“Not much to tell that would amuse you, I’m afraid. The usual assemblage of self-seekers; I myself being no exception.”
“Yes,” Gastineau agreed, with a little cynical laugh that seemed characteristic of the man. “It is inevitable, as the world goes to-day. All tradesmen, advertising their wares, only in our plane of life they happen to be intellectual goods we want to dispose of. There is not much point in being clever, Geof, unless we bring samples of our brains into market and make the world think the bulk is equal in quality all through.”
“In some, perhaps rare, cases it is,” Herriard observed. “Yours, my dear friend, for instance.”
Gastineau shook his head with a meaning smile. “You didn’t know much of me in my living days. If they were not over I would not tell you what a humbug I was. Oh, yes,” he replied to the other’s gesture of protest; “I had a certain amount of brains, more than most people, if you like; and that is not saying much. But let me assure you, my dear Geof, that their principal employment when I was fighting the world, was in minimizing my defects and exaggerating my cleverness; in short, working with all my might to make the world take me for a wonderfully clever genius, and to ascribe to abnormal brain-power what was really due to carefully directed push and discriminating powers of showing off.”
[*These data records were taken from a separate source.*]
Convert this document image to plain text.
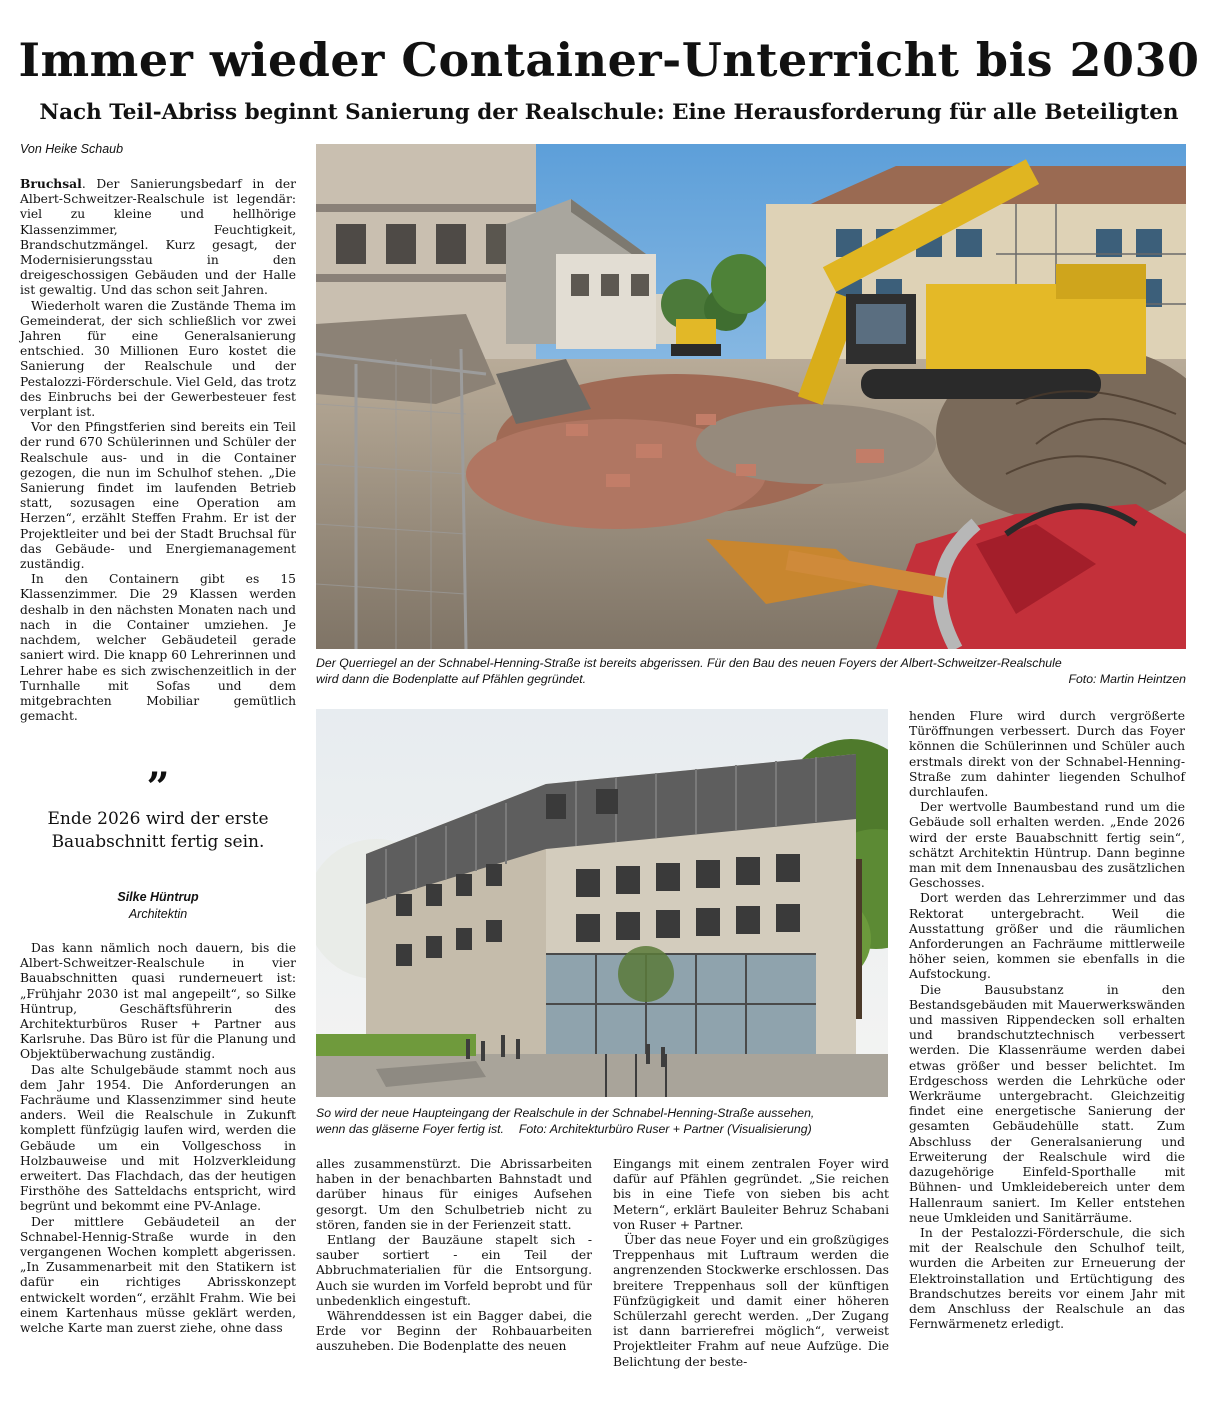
Immer wieder Container-Unterricht bis 2030
Nach Teil-Abriss beginnt Sanierung der Realschule: Eine Herausforderung für alle Beteiligten
Von Heike Schaub

Bruchsal. Der Sanierungsbedarf in der Albert-Schweitzer-Realschule ist legendär: viel zu kleine und hellhörige Klassenzimmer, Feuchtigkeit, Brandschutzmängel. Kurz gesagt, der Modernisierungsstau in den dreigeschossigen Gebäuden und der Halle ist gewaltig. Und das schon seit Jahren.

Wiederholt waren die Zustände Thema im Gemeinderat, der sich schließlich vor zwei Jahren für eine Generalsanierung entschied. 30 Millionen Euro kostet die Sanierung der Realschule und der Pestalozzi-Förderschule. Viel Geld, das trotz des Einbruchs bei der Gewerbesteuer fest verplant ist.

Vor den Pfingstferien sind bereits ein Teil der rund 670 Schülerinnen und Schüler der Realschule aus- und in die Container gezogen, die nun im Schulhof stehen. „Die Sanierung findet im laufenden Betrieb statt, sozusagen eine Operation am Herzen“, erzählt Steffen Frahm. Er ist der Projektleiter und bei der Stadt Bruchsal für das Gebäude- und Energiemanagement zuständig.

In den Containern gibt es 15 Klassenzimmer. Die 29 Klassen werden deshalb in den nächsten Monaten nach und nach in die Container umziehen. Je nachdem, welcher Gebäudeteil gerade saniert wird. Die knapp 60 Lehrerinnen und Lehrer habe es sich zwischenzeitlich in der Turnhalle mit Sofas und dem mitgebrachten Mobiliar gemütlich gemacht.

”
Ende 2026 wird der erste Bauabschnitt fertig sein.
Silke Hüntrup
Architektin

Das kann nämlich noch dauern, bis die Albert-Schweitzer-Realschule in vier Bauabschnitten quasi runderneuert ist: „Frühjahr 2030 ist mal angepeilt“, so Silke Hüntrup, Geschäftsführerin des Architekturbüros Ruser + Partner aus Karlsruhe. Das Büro ist für die Planung und Objektüberwachung zuständig.

Das alte Schulgebäude stammt noch aus dem Jahr 1954. Die Anforderungen an Fachräume und Klassenzimmer sind heute anders. Weil die Realschule in Zukunft komplett fünfzügig laufen wird, werden die Gebäude um ein Vollgeschoss in Holzbauweise und mit Holzverkleidung erweitert. Das Flachdach, das der heutigen Firsthöhe des Satteldachs entspricht, wird begrünt und bekommt eine PV-Anlage.

Der mittlere Gebäudeteil an der Schnabel-Hennig-Straße wurde in den vergangenen Wochen komplett abgerissen. „In Zusammenarbeit mit den Statikern ist dafür ein richtiges Abrisskonzept entwickelt worden“, erzählt Frahm. Wie bei einem Kartenhaus müsse geklärt werden, welche Karte man zuerst ziehe, ohne dass

Der Querriegel an der Schnabel-Henning-Straße ist bereits abgerissen. Für den Bau des neuen Foyers der Albert-Schweitzer-Realschule
wird dann die Bodenplatte auf Pfählen gegründet.	Foto: Martin Heintzen
So wird der neue Haupteingang der Realschule in der Schnabel-Henning-Straße aussehen,
wenn das gläserne Foyer fertig ist. Foto: Architekturbüro Ruser + Partner (Visualisierung)

alles zusammenstürzt. Die Abrissarbeiten haben in der benachbarten Bahnstadt und darüber hinaus für einiges Aufsehen gesorgt. Um den Schulbetrieb nicht zu stören, fanden sie in der Ferienzeit statt.

Entlang der Bauzäune stapelt sich - sauber sortiert - ein Teil der Abbruchmaterialien für die Entsorgung. Auch sie wurden im Vorfeld beprobt und für unbedenklich eingestuft.

Währenddessen ist ein Bagger dabei, die Erde vor Beginn der Rohbauarbeiten auszuheben. Die Bodenplatte des neuen

Eingangs mit einem zentralen Foyer wird dafür auf Pfählen gegründet. „Sie reichen bis in eine Tiefe von sieben bis acht Metern“, erklärt Bauleiter Behruz Schabani von Ruser + Partner.

Über das neue Foyer und ein großzügiges Treppenhaus mit Luftraum werden die angrenzenden Stockwerke erschlossen. Das breitere Treppenhaus soll der künftigen Fünfzügigkeit und damit einer höheren Schülerzahl gerecht werden. „Der Zugang ist dann barrierefrei möglich“, verweist Projektleiter Frahm auf neue Aufzüge. Die Belichtung der beste-

henden Flure wird durch vergrößerte Türöffnungen verbessert. Durch das Foyer können die Schülerinnen und Schüler auch erstmals direkt von der Schnabel-Henning-Straße zum dahinter liegenden Schulhof durchlaufen.

Der wertvolle Baumbestand rund um die Gebäude soll erhalten werden. „Ende 2026 wird der erste Bauabschnitt fertig sein“, schätzt Architektin Hüntrup. Dann beginne man mit dem Innenausbau des zusätzlichen Geschosses.

Dort werden das Lehrerzimmer und das Rektorat untergebracht. Weil die Ausstattung größer und die räumlichen Anforderungen an Fachräume mittlerweile höher seien, kommen sie ebenfalls in die Aufstockung.

Die Bausubstanz in den Bestandsgebäuden mit Mauerwerkswänden und massiven Rippendecken soll erhalten und brandschutztechnisch verbessert werden. Die Klassenräume werden dabei etwas größer und besser belichtet. Im Erdgeschoss werden die Lehrküche oder Werkräume untergebracht. Gleichzeitig findet eine energetische Sanierung der gesamten Gebäudehülle statt. Zum Abschluss der Generalsanierung und Erweiterung der Realschule wird die dazugehörige Einfeld-Sporthalle mit Bühnen- und Umkleidebereich unter dem Hallenraum saniert. Im Keller entstehen neue Umkleiden und Sanitärräume.

In der Pestalozzi-Förderschule, die sich mit der Realschule den Schulhof teilt, wurden die Arbeiten zur Erneuerung der Elektroinstallation und Ertüchtigung des Brandschutzes bereits vor einem Jahr mit dem Anschluss der Realschule an das Fernwärmenetz erledigt.
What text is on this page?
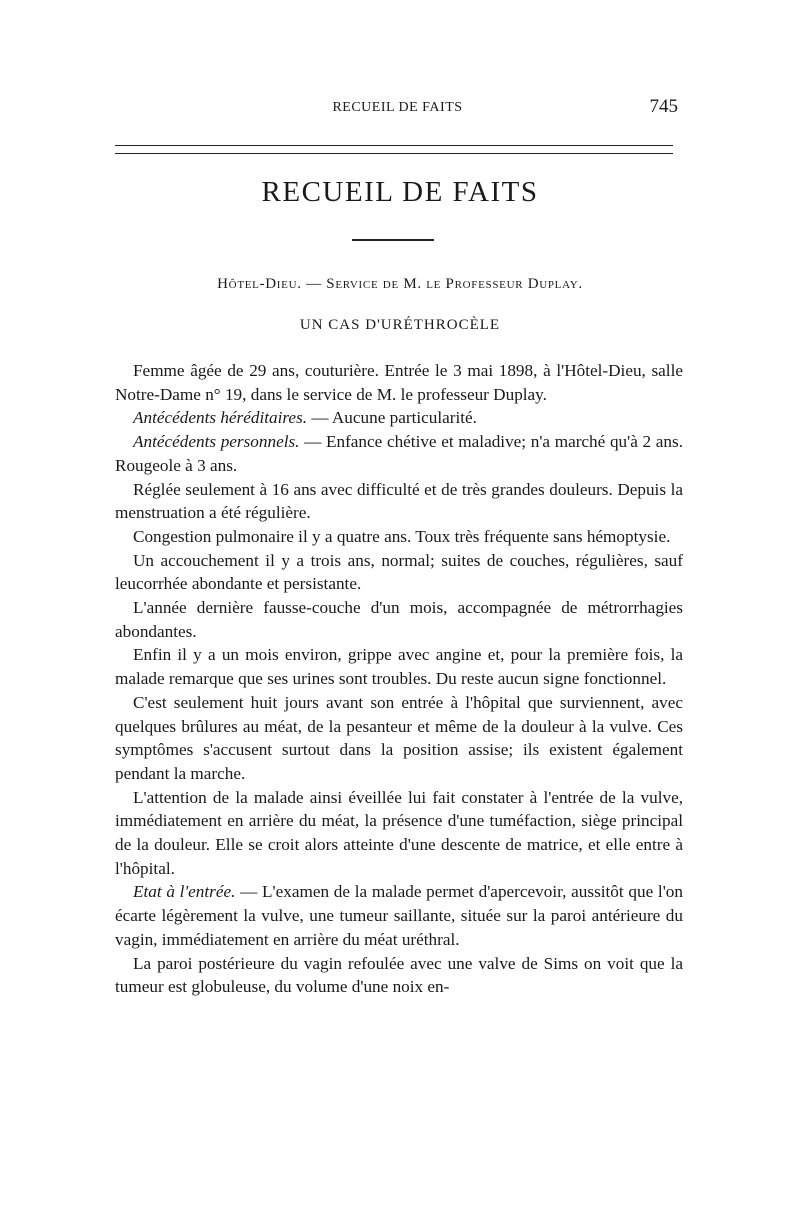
RECUEIL DE FAITS	745
RECUEIL DE FAITS
Hôtel-Dieu. — Service de M. le Professeur Duplay.
UN CAS D'URÉTHROCÈLE

Femme âgée de 29 ans, couturière. Entrée le 3 mai 1898, à l'Hôtel-Dieu, salle Notre-Dame n° 19, dans le service de M. le professeur Duplay.

Antécédents héréditaires. — Aucune particularité.

Antécédents personnels. — Enfance chétive et maladive; n'a marché qu'à 2 ans. Rougeole à 3 ans.

Réglée seulement à 16 ans avec difficulté et de très grandes douleurs. Depuis la menstruation a été régulière.

Congestion pulmonaire il y a quatre ans. Toux très fréquente sans hémoptysie.

Un accouchement il y a trois ans, normal; suites de couches, régulières, sauf leucorrhée abondante et persistante.

L'année dernière fausse-couche d'un mois, accompagnée de métrorrhagies abondantes.

Enfin il y a un mois environ, grippe avec angine et, pour la première fois, la malade remarque que ses urines sont troubles. Du reste aucun signe fonctionnel.

C'est seulement huit jours avant son entrée à l'hôpital que surviennent, avec quelques brûlures au méat, de la pesanteur et même de la douleur à la vulve. Ces symptômes s'accusent surtout dans la position assise; ils existent également pendant la marche.

L'attention de la malade ainsi éveillée lui fait constater à l'entrée de la vulve, immédiatement en arrière du méat, la présence d'une tuméfaction, siège principal de la douleur. Elle se croit alors atteinte d'une descente de matrice, et elle entre à l'hôpital.

Etat à l'entrée. — L'examen de la malade permet d'apercevoir, aussitôt que l'on écarte légèrement la vulve, une tumeur saillante, située sur la paroi antérieure du vagin, immédiatement en arrière du méat uréthral.

La paroi postérieure du vagin refoulée avec une valve de Sims on voit que la tumeur est globuleuse, du volume d'une noix en-
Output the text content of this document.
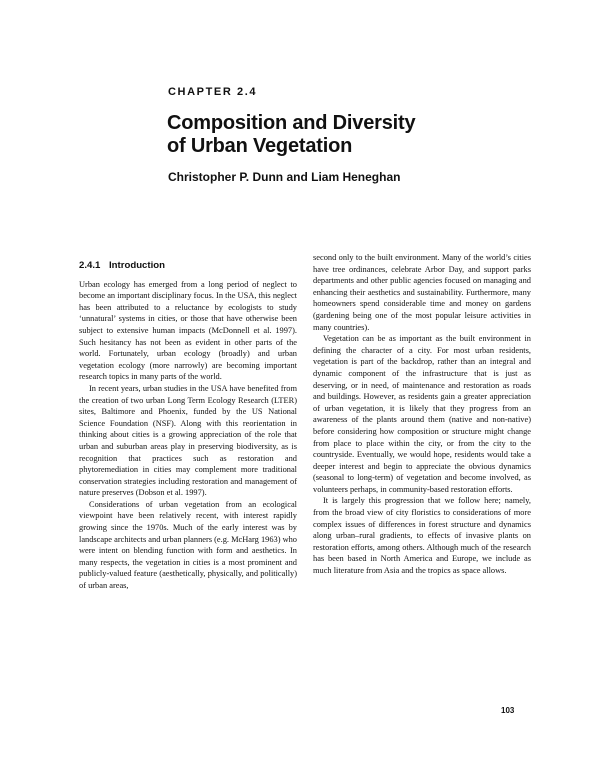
CHAPTER 2.4
Composition and Diversity
of Urban Vegetation
Christopher P. Dunn and Liam Heneghan
2.4.1 Introduction

Urban ecology has emerged from a long period of neglect to become an important disciplinary focus. In the USA, this neglect has been attributed to a reluctance by ecologists to study ‘unnatural’ systems in cities, or those that have otherwise been subject to extensive human impacts (McDonnell et al. 1997). Such hesitancy has not been as evident in other parts of the world. Fortunately, urban ecology (broadly) and urban vegetation ecology (more narrowly) are becoming important research topics in many parts of the world.

In recent years, urban studies in the USA have benefited from the creation of two urban Long Term Ecology Research (LTER) sites, Baltimore and Phoenix, funded by the US National Science Foundation (NSF). Along with this reorientation in thinking about cities is a growing appreciation of the role that urban and suburban areas play in preserving biodiversity, as is recognition that practices such as restoration and phytoremediation in cities may complement more traditional conservation strategies including restoration and management of nature preserves (Dobson et al. 1997).

Considerations of urban vegetation from an ecological viewpoint have been relatively recent, with interest rapidly growing since the 1970s. Much of the early interest was by landscape architects and urban planners (e.g. McHarg 1963) who were intent on blending function with form and aesthetics. In many respects, the vegetation in cities is a most prominent and publicly-valued feature (aesthetically, physically, and politically) of urban areas,

second only to the built environment. Many of the world’s cities have tree ordinances, celebrate Arbor Day, and support parks departments and other public agencies focused on managing and enhancing their aesthetics and sustainability. Furthermore, many homeowners spend considerable time and money on gardens (gardening being one of the most popular leisure activities in many countries).

Vegetation can be as important as the built environment in defining the character of a city. For most urban residents, vegetation is part of the backdrop, rather than an integral and dynamic component of the infrastructure that is just as deserving, or in need, of maintenance and restoration as roads and buildings. However, as residents gain a greater appreciation of urban vegetation, it is likely that they progress from an awareness of the plants around them (native and non-native) before considering how composition or structure might change from place to place within the city, or from the city to the countryside. Eventually, we would hope, residents would take a deeper interest and begin to appreciate the obvious dynamics (seasonal to long-term) of vegetation and become involved, as volunteers perhaps, in community-based restoration efforts.

It is largely this progression that we follow here; namely, from the broad view of city floristics to considerations of more complex issues of differences in forest structure and dynamics along urban–rural gradients, to effects of invasive plants on restoration efforts, among others. Although much of the research has been based in North America and Europe, we include as much literature from Asia and the tropics as space allows.

103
“It is difficult to believe,” Herriard returned with mock gravity, “in face of the astounding modesty with which you tell it.”
“Ah!” Gastineau sighed wearily, with a strong man’s check on despair. “It is all over now. No more use in keeping on the mask: I can throw it off, and be comfortable. Well, go on about the dinner. The usual dozen and a half of snobs and fools, brave women and fair men, eh?”
“The majority certainly answered your description. Lord and Lady Greystoke were there; he looking something between a professional conjurer and an Italian waiter, she like a faded doll left too long in the toy-shop window and touched up for sale with a dab of vermilion on each cheek.”
“Ah, yes. I remember her years ago. She always had that etiolated look.”
“I wonder how Greystoke, with his taste for southern colouring, came to marry her. He talked Italy all dinner and was hovering about Sicily when I left.”
“She had eight thousand a year,” Gastineau explained, “the depth of the gold at her bankers compensated for the pale straw of her colouring. Whom did you take in?”